In the grayscale plots of SP-D it has become clear that there is an assortment of peaks that lie over the CRD and neck region that are accounted for by the position of the CRD as they hang from the neck domain, sometimes lying atop each other, or side by side, or over the neck region completely. One can anticipate that two peaks at the end of a plot of a trimer might represent one CRD domain lump and a peak of lesser height as the neck domain. Other times, there will be two peaks of similar height. In these cases when I observe the plot superimposed on the image it is clear which peak is aligned with which domain. I have given the peaks separate colors, as I have sorted them out during this project.
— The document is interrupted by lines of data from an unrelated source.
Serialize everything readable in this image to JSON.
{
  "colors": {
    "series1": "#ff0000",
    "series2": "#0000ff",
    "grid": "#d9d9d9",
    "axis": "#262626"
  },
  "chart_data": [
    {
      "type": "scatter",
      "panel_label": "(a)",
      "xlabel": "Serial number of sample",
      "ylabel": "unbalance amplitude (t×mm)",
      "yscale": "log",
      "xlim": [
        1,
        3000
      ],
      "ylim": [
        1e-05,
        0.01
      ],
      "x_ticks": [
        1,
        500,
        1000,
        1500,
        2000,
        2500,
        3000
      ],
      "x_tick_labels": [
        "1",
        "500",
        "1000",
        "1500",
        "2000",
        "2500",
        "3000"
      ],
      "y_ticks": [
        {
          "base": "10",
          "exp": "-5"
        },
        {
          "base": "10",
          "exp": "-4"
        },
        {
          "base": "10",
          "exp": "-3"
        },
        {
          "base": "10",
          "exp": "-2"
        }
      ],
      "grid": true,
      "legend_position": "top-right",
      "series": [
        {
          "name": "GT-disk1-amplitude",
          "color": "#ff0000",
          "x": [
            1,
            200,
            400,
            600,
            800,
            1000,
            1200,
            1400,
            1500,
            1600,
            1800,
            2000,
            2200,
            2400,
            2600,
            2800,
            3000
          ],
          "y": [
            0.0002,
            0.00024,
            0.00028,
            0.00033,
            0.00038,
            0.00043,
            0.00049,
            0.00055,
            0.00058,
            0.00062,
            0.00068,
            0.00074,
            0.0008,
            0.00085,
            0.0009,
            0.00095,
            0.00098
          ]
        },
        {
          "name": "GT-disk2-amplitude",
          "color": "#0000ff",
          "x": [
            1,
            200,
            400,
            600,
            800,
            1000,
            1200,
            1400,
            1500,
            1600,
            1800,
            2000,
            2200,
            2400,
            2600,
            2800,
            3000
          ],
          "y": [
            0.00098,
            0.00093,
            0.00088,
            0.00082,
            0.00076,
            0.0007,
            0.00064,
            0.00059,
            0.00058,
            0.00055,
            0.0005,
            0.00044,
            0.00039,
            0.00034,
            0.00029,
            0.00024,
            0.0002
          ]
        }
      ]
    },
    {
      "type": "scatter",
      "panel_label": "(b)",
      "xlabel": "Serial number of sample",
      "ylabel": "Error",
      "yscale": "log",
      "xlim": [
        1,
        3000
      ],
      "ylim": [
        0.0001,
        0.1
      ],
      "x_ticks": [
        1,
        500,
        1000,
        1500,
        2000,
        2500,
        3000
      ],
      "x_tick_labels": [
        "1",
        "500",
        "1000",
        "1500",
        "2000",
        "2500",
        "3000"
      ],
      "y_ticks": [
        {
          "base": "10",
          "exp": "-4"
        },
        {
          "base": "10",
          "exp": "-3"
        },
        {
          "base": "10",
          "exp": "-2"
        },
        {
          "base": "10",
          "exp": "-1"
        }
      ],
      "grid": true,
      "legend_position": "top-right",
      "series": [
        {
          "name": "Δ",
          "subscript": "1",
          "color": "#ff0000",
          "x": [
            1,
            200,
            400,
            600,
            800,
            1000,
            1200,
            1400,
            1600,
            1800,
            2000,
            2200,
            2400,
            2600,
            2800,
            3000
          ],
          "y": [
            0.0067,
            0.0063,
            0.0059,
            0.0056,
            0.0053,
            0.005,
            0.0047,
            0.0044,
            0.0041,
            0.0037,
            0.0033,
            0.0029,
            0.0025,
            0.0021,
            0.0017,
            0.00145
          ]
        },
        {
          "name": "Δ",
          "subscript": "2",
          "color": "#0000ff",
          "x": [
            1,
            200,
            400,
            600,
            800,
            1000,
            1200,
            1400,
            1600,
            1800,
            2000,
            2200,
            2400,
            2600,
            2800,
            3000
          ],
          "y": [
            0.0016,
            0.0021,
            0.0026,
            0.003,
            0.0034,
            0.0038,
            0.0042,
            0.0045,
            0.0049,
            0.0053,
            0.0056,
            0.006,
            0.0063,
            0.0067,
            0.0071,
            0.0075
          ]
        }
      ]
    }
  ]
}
You can check out many previous posts where I have sorted peaks by color/domain, both known peaks and those yet identified but not named (the colors have been pretty consistently assigned during this process). Image on the right is what RCSB shows for the CRD+neck end of a trimer of SP-D, and even in this ball and stick model (colored by amino acids), the density of the transparent image shows one that a grayscale plot could show brightness peaks (and does show them) where there are two CRD overlapping.
The image below is a dodecamer which has been image processed with a gaussian blur and a limitrange of 100-255.I have superimposed the transparent CRD+neck ball and stick models over the end of an image of a dodecamer (arroyo et al) (41 aka 45 by my number). Yellow arrows show where several peaks in one CRD region will be found.
While you are looking at this dodecamer notice the dark center where the N termini junction is, and that this molecule also has varying brightnesses of the glycosylation peaks (in particular compare the lower right hand trimer with the upper right and upper left hand trimers).